Forensic BiologistForensic biologists evaluate bones, tissues, body fluids, blood and any other biological specimens found at crime scenes.
Utilizing sophisticated field and laboratory technology, forensic biologists gather and examine biological evidence left on surfaces, weapons, furniture, and clothes to estimate how and when a victim died.
They maintain detailed records and prepare reports. Forensic biologists must be detail-oriented since one mistake can make evidence inadmissible in court. Forensic biologists are frequently required to testify at trials as expert witnesses.
Forensic biologists typically also possess expertise in:
- DNA analysis
- Forensic anthropology
- Forensic pathology
- Forensic entomology
- Forensic botany
- Biological chemistry
Collecting and examining biological material, such as blood and other body fluids, is often unpleasant, smelly, and messy.
Field work can be dirty. Forensic biologists assigned to crime scenes are required to collect plants, bugs, and other biological specimens, including decomposing human remains. They're often required to sift through garbage and mud when collecting biological specimens.
Forensic biologists assigned to laboratories examine collected evidence utilizing sophisticated microscopes. They're responsible for photographing and labeling evidence, conducting DNA analyses, and examining other samples.

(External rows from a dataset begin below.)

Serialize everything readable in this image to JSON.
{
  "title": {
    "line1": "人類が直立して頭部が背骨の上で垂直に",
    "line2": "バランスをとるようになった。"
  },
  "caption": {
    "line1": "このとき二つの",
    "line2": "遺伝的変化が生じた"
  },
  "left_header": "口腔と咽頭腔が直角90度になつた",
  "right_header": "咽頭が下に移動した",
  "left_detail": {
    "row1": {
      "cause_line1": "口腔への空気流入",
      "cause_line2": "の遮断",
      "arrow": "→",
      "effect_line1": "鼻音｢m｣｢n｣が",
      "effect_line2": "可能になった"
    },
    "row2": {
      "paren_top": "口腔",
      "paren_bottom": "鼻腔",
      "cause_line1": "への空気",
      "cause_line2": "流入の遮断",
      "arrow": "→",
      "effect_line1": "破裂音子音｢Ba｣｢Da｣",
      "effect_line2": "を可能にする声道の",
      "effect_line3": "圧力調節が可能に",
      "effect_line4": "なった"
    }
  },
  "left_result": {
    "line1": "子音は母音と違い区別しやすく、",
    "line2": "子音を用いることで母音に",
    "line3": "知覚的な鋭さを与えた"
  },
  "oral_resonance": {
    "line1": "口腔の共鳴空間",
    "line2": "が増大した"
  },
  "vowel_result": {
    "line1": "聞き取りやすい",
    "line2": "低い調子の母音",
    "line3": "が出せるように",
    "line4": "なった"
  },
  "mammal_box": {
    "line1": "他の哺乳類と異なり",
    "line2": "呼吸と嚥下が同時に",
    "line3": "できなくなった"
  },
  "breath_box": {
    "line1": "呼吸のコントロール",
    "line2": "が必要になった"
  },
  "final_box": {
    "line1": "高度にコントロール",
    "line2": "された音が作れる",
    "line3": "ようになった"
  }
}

Forensic biology is often repetitive and uninteresting, but participating in investigations that lead to criminal convictions and help families find closure is very rewarding.
Career Training and Education
Forensic biologists typically hold bachelor's degrees in forensic, general, and molecular biology, biochemistry, and other scientific majors. They must complete laboratory work and classes in organic chemistry, biostatistics, math, physics, and genetics while undergraduate students.
Most laboratories only hire forensic biologists with master's degrees. Those with graduate degrees typically have better job prospects and earning potential.